Belazs is somewhat more vulnerable than on television, while much of the
expansion of the book is taken up with Stellar the Starchild’s journey
through Iceworld after Kane’s mercenaries have wreaked havoc. As with
‘Delta and the Bannermen’, however, it’s also a relief to find that Briggs
takes time to make clear which of the supporting characters is which.
This being her debut story, it’s also interesting to
see Briggs’s first take on the character of Ace, and I have to say there’s
a slightly strange feel to her here, as if what he envisaged wasn’t
eventually what we ended up with. Perhaps it’s her odd and unnatural way
of speaking- a kind of sanitised street language filtered by the
Nathan-Turner blue pencil, although she’s allowed the "hells" in prose
that she wasn’t on television, combined with a compulsive tendency to give
everybody a nickname on first meeting- or perhaps it’s the strangeness of
the character full stop, as if she was conceived to be at one and the same
time a child genius, angst-ridden teenager, representative of a 1980s
London teenager and equally somewhere on the faultline between exceptional
and bizarre.
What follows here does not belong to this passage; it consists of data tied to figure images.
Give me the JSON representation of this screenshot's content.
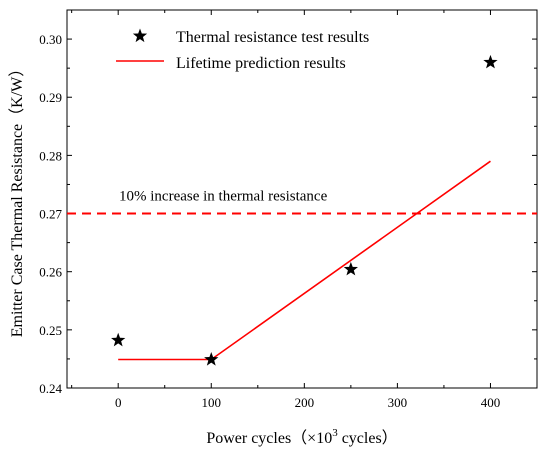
{
  "chart_data": {
    "type": "scatter",
    "xlabel": "Power cycles（×10",
    "xlabel_sup": "3",
    "xlabel_tail": " cycles）",
    "ylabel": "Emitter Case Thermal Resistance（K/W）",
    "xlim": [
      -55,
      450
    ],
    "ylim": [
      0.24,
      0.305
    ],
    "xticks": [
      0,
      100,
      200,
      300,
      400
    ],
    "yticks": [
      0.24,
      0.25,
      0.26,
      0.27,
      0.28,
      0.29,
      0.3
    ],
    "ytick_labels": [
      "0.24",
      "0.25",
      "0.26",
      "0.27",
      "0.28",
      "0.29",
      "0.30"
    ],
    "grid": false,
    "legend_position": "top-left",
    "series": [
      {
        "name": "Thermal resistance test results",
        "kind": "scatter",
        "marker": "star",
        "color": "#000000",
        "x": [
          0,
          100,
          250,
          400
        ],
        "y": [
          0.2482,
          0.2449,
          0.2604,
          0.296
        ]
      },
      {
        "name": "Lifetime prediction results",
        "kind": "line",
        "color": "#ff0000",
        "x": [
          0,
          100,
          400
        ],
        "y": [
          0.2449,
          0.2449,
          0.279
        ]
      }
    ],
    "threshold": {
      "y": 0.27,
      "label": "10% increase in thermal resistance",
      "color": "#ff0000",
      "style": "dashed"
    }
  }
}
In any case, the character is something of a blank canvas
here surprisingly- I tried for a few chapters imagining Sara Griffiths
playing the part, but found when I stopped that I couldn’t visualise
Sophie Aldred either- so perhaps it’s just as much that the character
we’re familar with was a collaborative effort, but here we have undiluted
Briggs.
If the televised serial ‘Dragonfire’ was one of the
first stories to start pointing the direction the later McCoy stories
would start to take towards more intelligent narratives operating more by
implication and illusion and forsaking some of the commonplaces and
traditions of earlier eras, Ian Briggs’s adaptation is equally an
opportunity for some of those ideas and allusions to be given more of a
free rein and allowed to grow. That said, from a personal point of view I
wouldn’t say that it points the way to the New Adventures at this stage as
its power lies in the concentration of ideas in a small space rather than
the expansive environment of a full-length novel. However, it’s all the
more rewarding for retaining the intensity of that cocktail of ideas and
influences while allowing the ideas to expand within their natural
compass, so as to erase much of the memory of three televised episodes
compressed so as to lose much of their potential.